In mid-June platform operator, MarketAxess, announced it would be connecting with the NDS-OM system. This has the potential to change trading patterns in the country, by allow FPIs to trade Indian Government Bonds (IGBs) electronically. It will allow MarketAxess users to execute using the request for quote (RFQ) protocol and using the familiar MarketAxess interface.

“[It’s] definitely a big deal,” noted one buy-side head of trading in APAC. “We are getting ready. This a big improvement in electronification of this market and potential automation in this space. It will lead to more transactions and less risk for sure.”

Although other platforms are reportedly awaiting licencing agreements, this will initiate the ability of buy-side traders and market makers using an established interface.

Adding electronic trading to this market potentially enables lower costs of trading, with investors able to engage in Indian bond markets with lower risk to themselves.

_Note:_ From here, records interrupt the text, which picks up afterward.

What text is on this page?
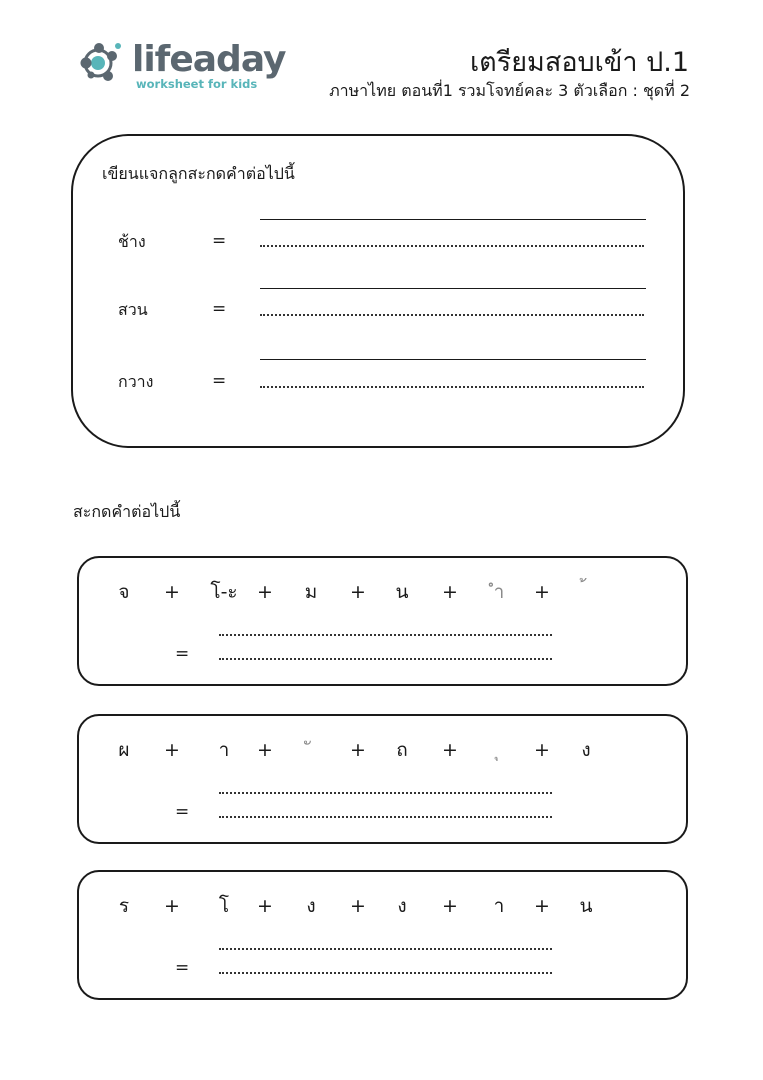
lifeaday
worksheet for kids
เตรียมสอบเข้า ป.1
ภาษาไทย ตอนที่1 รวมโจทย์คละ 3 ตัวเลือก : ชุดที่ 2
เขียนแจกลูกสะกดคำต่อไปนี้
ช้าง	=
สวน	=
กวาง	=
สะกดคำต่อไปนี้
จ	+	โ-ะ	+	ม	+	น	+	ำ	+
=
ผ	+	า	+	+	ถ	+	+	ง
=
ร	+	โ	+	ง	+	ง	+	า	+	น
=
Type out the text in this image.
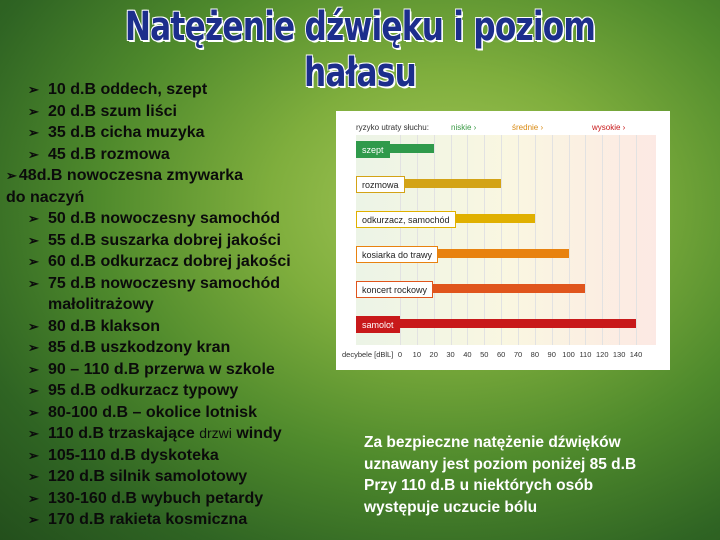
Natężenie dźwięku i poziom hałasu
➢ 10 d.B oddech, szept
➢ 20 d.B szum liści
➢ 35 d.B cicha muzyka
➢ 45 d.B rozmowa
➢ 48d.B nowoczesna zmywarka
do naczyń
➢ 50 d.B nowoczesny samochód
➢ 55 d.B suszarka dobrej jakości
➢ 60 d.B odkurzacz dobrej jakości
➢ 75 d.B nowoczesny samochód
małolitrażowy
➢ 80 d.B klakson
➢ 85 d.B uszkodzony kran
➢ 90 – 110 d.B przerwa w szkole
➢ 95 d.B odkurzacz typowy
➢ 80-100 d.B – okolice lotnisk
➢ 110 d.B trzaskające drzwi windy
➢ 105-110 d.B dyskoteka
➢ 120 d.B silnik samolotowy
➢ 130-160 d.B wybuch petardy
➢ 170 d.B rakieta kosmiczna
ryzyko utraty słuchu:	niskie ›	średnie ›	wysokie ›
decybele [dBlL] 0	10	20	30	40	50	60	70	80	90 100 110 120 130 140
szept
rozmowa
odkurzacz, samochód
kosiarka do trawy
koncert rockowy
samolot
Za bezpieczne natężenie dźwięków
uznawany jest poziom poniżej 85 d.B
Przy 110 d.B u niektórych osób
występuje uczucie bólu
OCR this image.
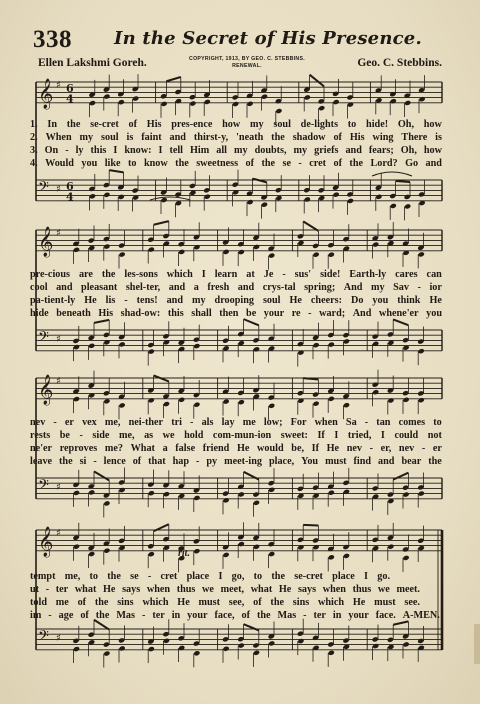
338 In the Secret of His Presence.
Ellen Lakshmi Goreh.	COPYRIGHT, 1913, BY GEO. C. STEBBINS.
RENEWAL.	Geo. C. Stebbins.
𝄞 ♯ 6
4
𝄢 ♯ 6
4
𝄞 ♯
𝄢 ♯
𝄞 ♯
𝄢 ♯
𝄞 ♯
𝄢 ♯
rit.
1. In the se-cret of His pres-ence how my soul de-lights to hide! Oh, how
2. When my soul is faint and thirst-y, 'neath the shadow of His wing There is
3. On - ly this I know: I tell Him all my doubts, my griefs and fears; Oh, how
4. Would you like to know the sweetness of the se - cret of the Lord? Go and
pre-cious are the les-sons which I learn at Je - sus' side! Earth-ly cares can
cool and pleasant shel-ter, and a fresh and crys-tal spring; And my Sav - ior
pa-tient-ly He lis - tens! and my drooping soul He cheers: Do you think He
hide beneath His shad-ow: this shall then be your re - ward; And whene'er you
nev - er vex me, nei-ther tri - als lay me low; For when Sa - tan comes to
rests be - side me, as we hold com-mun-ion sweet: If I tried, I could not
ne'er reproves me? What a false friend He would be, If He nev - er, nev - er
leave the si - lence of that hap - py meet-ing place, You must find and bear the
tempt me, to the se - cret place I go, to the se-cret place I go.
ut - ter what He says when thus we meet, what He says when thus we meet.
told me of the sins which He must see, of the sins which He must see.
im - age of the Mas - ter in your face, of the Mas - ter in your face. A-MEN.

Given the appetite for Indian markets amongst investors, electronification may well deliver greater trading activity from investors and enhanced market making capabilities for the sell-side.

Riad Chowdhury
Riad Chowdhury, head of Asia-Pacific at MarketAxess.

Riad Chowdhury, head of Asia-Pacific at MarketAxess, said in a statement, “Global emerging markets are well-positioned for increased innovation and international investment—as evidenced by India’s recent addition to notable global EM indices—and we are excited to support both with this launch.”

The significance of this evolution is considerable. India has highly evolved electronic trading in other market areas. The Securities and Exchange Board of India (SEBI), the national markets regulator, has recently shown in is not prepared to tolerate activity it considers improper with its recent fine of US$560 million for market maker Jane Street in the equity options market, yet this does not roll back on electronic progress.

Now the country’s authorities are proving they are keen to modernise and support market efficiency to benefit fixed income investors as well.